Principal component analysis (PCA) reflects the importance of the largest contributor to the total variation at each axis of differentiation and also identifies plant traits that contribute most to the observed variation within group of genotypes. Results showed that the first two axes of the principal component analysis (PCA1 and PCA2) explained 66.9% of the total variability, with respectively 44.21% and 22.71%. Based on the principal component analysis, lentil genotypes were divided to 4 groups (Fig 1). The first group is positively correlated with the first two axes. This group is composed by L2, L5, L6, L9 and L15 lines. The second group is positively correlated with the first axis and negatively correlated with the second axis. It is composed by L1, L13 and L14 lines. The third group, composed by L3, L7, L8, L10, L11 and L16 lines, is negatively correlated with the first axis and positively correlated with the second axis. The fourth group gathered L4 and L12 lines is negatively correlated with the first two axes.

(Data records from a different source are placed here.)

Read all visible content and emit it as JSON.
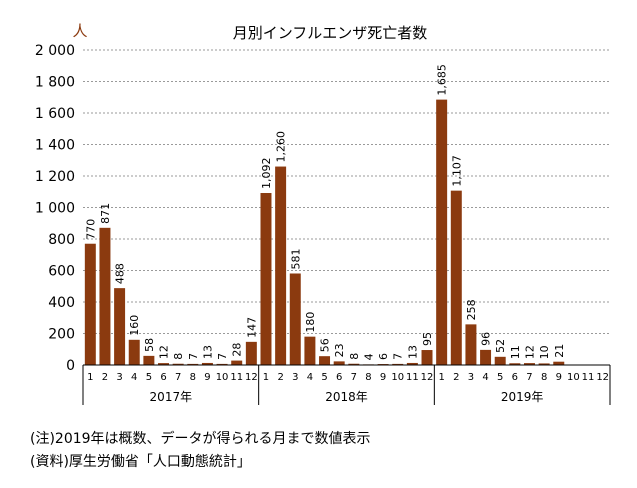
{
  "chart_data": {
    "type": "bar",
    "title": "月別インフルエンザ死亡者数",
    "ylabel": "人",
    "ylim": [
      0,
      2000
    ],
    "yticks": [
      0,
      200,
      400,
      600,
      800,
      1000,
      1200,
      1400,
      1600,
      1800,
      2000
    ],
    "ytick_labels": [
      "0",
      "200",
      "400",
      "600",
      "800",
      "1 000",
      "1 200",
      "1 400",
      "1 600",
      "1 800",
      "2 000"
    ],
    "grid": true,
    "bar_color": "#8B3A0F",
    "month_labels": [
      "1",
      "2",
      "3",
      "4",
      "5",
      "6",
      "7",
      "8",
      "9",
      "10",
      "11",
      "12"
    ],
    "groups": [
      {
        "label": "2017年",
        "values": [
          770,
          871,
          488,
          160,
          58,
          12,
          8,
          7,
          13,
          7,
          28,
          147
        ],
        "value_labels": [
          "770",
          "871",
          "488",
          "160",
          "58",
          "12",
          "8",
          "7",
          "13",
          "7",
          "28",
          "147"
        ]
      },
      {
        "label": "2018年",
        "values": [
          1092,
          1260,
          581,
          180,
          56,
          23,
          8,
          4,
          6,
          7,
          13,
          95
        ],
        "value_labels": [
          "1,092",
          "1,260",
          "581",
          "180",
          "56",
          "23",
          "8",
          "4",
          "6",
          "7",
          "13",
          "95"
        ]
      },
      {
        "label": "2019年",
        "values": [
          1685,
          1107,
          258,
          96,
          52,
          11,
          12,
          10,
          21,
          null,
          null,
          null
        ],
        "value_labels": [
          "1,685",
          "1,107",
          "258",
          "96",
          "52",
          "11",
          "12",
          "10",
          "21",
          "",
          "",
          ""
        ]
      }
    ]
  },
  "notes": {
    "line1": "(注)2019年は概数、データが得られる月まで数値表示",
    "line2": "(資料)厚生労働省「人口動態統計」"
  }
}
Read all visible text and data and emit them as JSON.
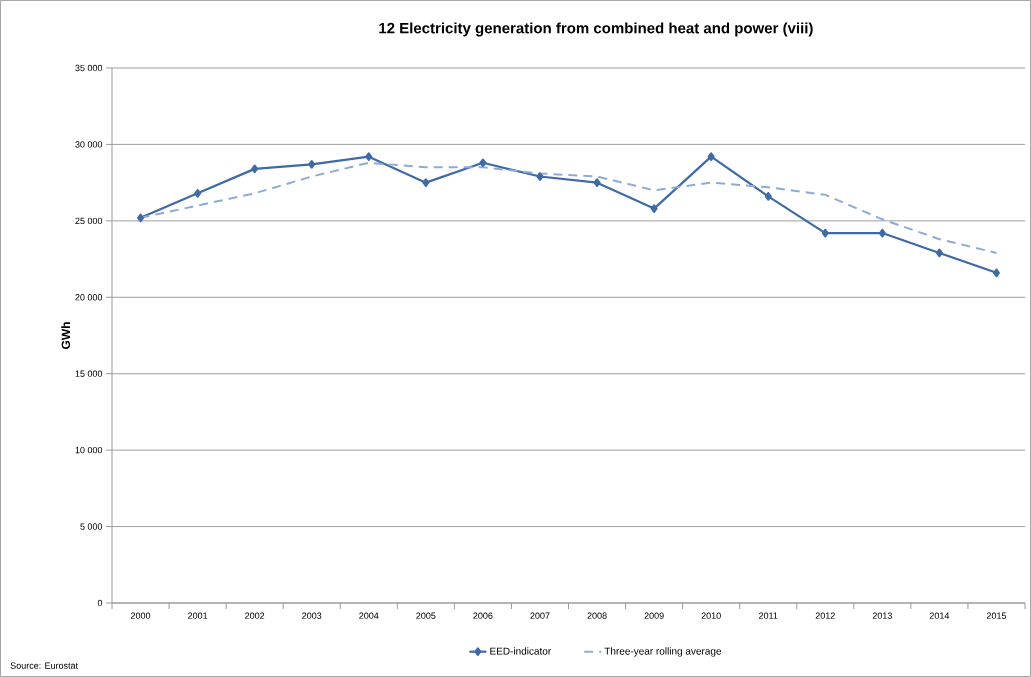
{
  "chart_data": {
    "type": "line",
    "title": "12 Electricity generation from combined heat and power (viii)",
    "ylabel": "GWh",
    "categories": [
      "2000",
      "2001",
      "2002",
      "2003",
      "2004",
      "2005",
      "2006",
      "2007",
      "2008",
      "2009",
      "2010",
      "2011",
      "2012",
      "2013",
      "2014",
      "2015"
    ],
    "series": [
      {
        "name": "EED-indicator",
        "color": "#3e6aa6",
        "marker": "diamond",
        "line_style": "solid",
        "values": [
          25200,
          26800,
          28400,
          28700,
          29200,
          27500,
          28800,
          27900,
          27500,
          25800,
          29200,
          26600,
          24200,
          24200,
          22900,
          21600
        ]
      },
      {
        "name": "Three-year rolling average",
        "color": "#8eaad8",
        "marker": "none",
        "line_style": "dashed",
        "values": [
          25200,
          26000,
          26800,
          27900,
          28800,
          28500,
          28500,
          28100,
          27900,
          27000,
          27500,
          27200,
          26700,
          25100,
          23800,
          22900
        ]
      }
    ],
    "ylim": [
      0,
      35000
    ],
    "yticks": [
      0,
      {
        "value": 5000,
        "label": "5 000"
      },
      {
        "value": 10000,
        "label": "10 000"
      },
      {
        "value": 15000,
        "label": "15 000"
      },
      {
        "value": 20000,
        "label": "20 000"
      },
      {
        "value": 25000,
        "label": "25 000"
      },
      {
        "value": 30000,
        "label": "30 000"
      },
      {
        "value": 35000,
        "label": "35 000"
      }
    ],
    "grid": "y",
    "legend": "bottom",
    "annotations": [
      "Source: Eurostat"
    ]
  }
}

Results presented in (Table 6) showed that axis1 is positively correlated to pod weight per plant (P8) (r = 0.93), grain yield per plant (P11) (r = 0.93), first pod level (P5) (r = -0.89), number of seeds per plant (P10) (r = 0.89), number of pods per plant (P7)(r = 0.88), number of days to flowering (P16) (r = -0.87), grain yield per ha (P15) (r = 0.84), the number of days to maturity (P17) (r= -0.83), the harvest index (P13) (r = 0.78), the plant height at flowering (P1) (r = -0.5), 1000 seeds weight (P14) (r = -0.4). Axis 2 is correlated to biological yield per plant (P2) (r = 0.86), number of branches per plant (P3) (r = 0.86), straw yield per plant (P12) (r = 0.84) , number of productive branches per plant (P4) (r = 0.79), number of seeds per pod (P9) (r = -0.56) and number of pods per inflorescence (P6) (r = -0.31).
Sharma et al., (2020) also reported the lentil characters that had the highest weight in component first were plot yield, yield per plant, pods per plant, crop growth rate, biomass per plant, leaf area index and plant height.